Introduction
MEV or Maximum Extractable Value has gained a lot of traction in recent years in the world of blockchain. It presents an opportunity for entities involved in the network security ecosystem such as miners and validators to get extra value from the network beyond the standard transaction and block fees while impacting the fairness, transparency, and security of blockchain networks. In this article, you will understand what MEV is, scenarios where it can be used, and its pros and cons.
What is MEV?
It's the short form for Maximum Extractable Value, initially called Miner Extractable Value. In the blockchain network, miners have the power to choose which transactions to include in a block depending on some factors, as well as arrange transactions according to the time they arrive in the mempool. With all this power, the miners can use it to try and earn an extra income beyond the standard ways of:
Transaction fees. When you create a transaction and want it to be quickly settled, you include a transaction fee. if the fee is high, the miners will consider your transaction first so as to redeem the fees, and vice versa. This explains the logic of why on days when the network is busy, users have to pay lots of fees for their transactions to be processed fast. A miner collecting transactions to include in the block will likely choose those will high fees so as to get a lot of profit. Read about how network fees skyrocketed during the BAYC NFT minting.
Block rewards. the miner earns this reward if their block is voted to be valid and is added to the chain on the network. On the bitcoin network, every miner includes a special transaction called the coinbase transaction in the block they are trying to create. The coinbase transaction creates and transfers a specific amount of new bitcoin to the miner in case their block is voted to be added to the blockchain. This incentive enables the miners to keep the network secure while also earning some rewards in terms of network coins.
The MEV strategy is common on networks that facilitate complex transactions such as the Ethereum network that involve lending, borrowing, and staking among other tasks. This has led to more opportunities for miners as they try to create MEVs to exploit the inefficiencies brought about by these transactions.
However, this is not the case for the Bitcoin network since transactions just reflect the transfer of bitcoin from one user to another. With the recent introduction of the lightning network, a layer 2 network on bitcoin, more opportunities may arise as transactions become more and more complex.
What moves prices?
Now that we know that the role of miners is to collect transactions, arrange them in a block, and get rewards, let's also see what moves prices and how that can lead to some attractive MEV opportunities.

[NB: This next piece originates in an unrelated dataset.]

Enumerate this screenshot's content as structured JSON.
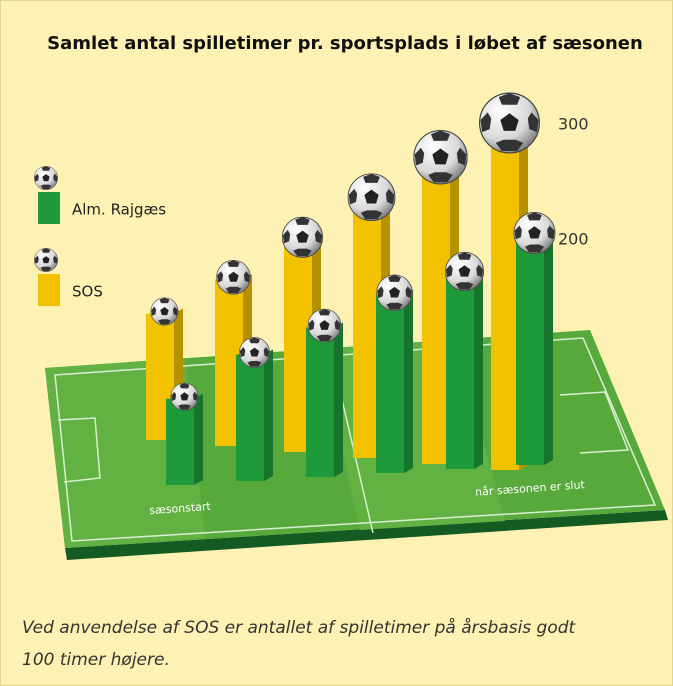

Crypto tokens and coins among other factors rely on supply and demand as a fundamental principle for their price movements. Simply put, higher demand and lower supply will drive their prices higher, and lower demand and higher supply will drive their prices down. This is evident as prices rise when many users buy a token and prices fall when many tokens are sold.
Another factor that affects the price movement is the number of tokens involved in a single transaction versus the total number of tokens in supply. Let's take an example of two tokens A and B, with a total supply of 1000 and 10000 respectively. We also assume that the price increases by 1% for every 1% of the token bought.
If a user buys 100 of the two tokens A and B respectively, he will have purchased 10% of token A and 1% of token B. The price for token A will move up 10% and only 1% for token B from our assumption. This brings up some scenarios where Maximum Extractable Value(MEV) can be utilized.
The working of MEV
From the above example, the user will create two transactions; one for buying 100 tokens of A and the other transaction for buying 100 tokens of B. Remember, it's the role of the miners to handle transactions and include them in the block. if the miner is looking for MEV opportunities and receives these two transactions, they will know that transaction A will move the price 10% and thus there is an arbitrage opportunity to profit from.
Since the miner has the power and can re-arrange transactions, what they can do when they receive transaction A is to immediately perform a strategy called sandwiching. In this case, the miner creates a new transaction to buy some amount of token A and places it before the user's transaction. So the miner's transaction will be confirmed first.
When the user's transaction of buying token A is confirmed, the price will move 10% from the user's buy price. The miner now creates a second transaction to sell the tokens of A he bought. After this whole scenario, the miner has a profit of 10% on top of the block rewards and transaction fees, because they bought before the price moved up and then sold.
Pros and Cons of MEV
Though MEV can be profitable on the side of the miner who performs it, it comes at the expense of some users who have to overpay for their trades. This also puts the overall security of the network at risk because the miners override the criteria for handling transactions.
On the good side, it can help stabilize the prices of tokens on different platforms through arbitrage.
Conclusion
As the blockchain ecosystem continues to evolve and more networks are born that support complex transactions, effective strategies have to be developed to mitigate the negative effects of MEV. This can be done by promoting education and awareness of the effects of MEV and creating transparent and equitable transaction ordering systems among other things.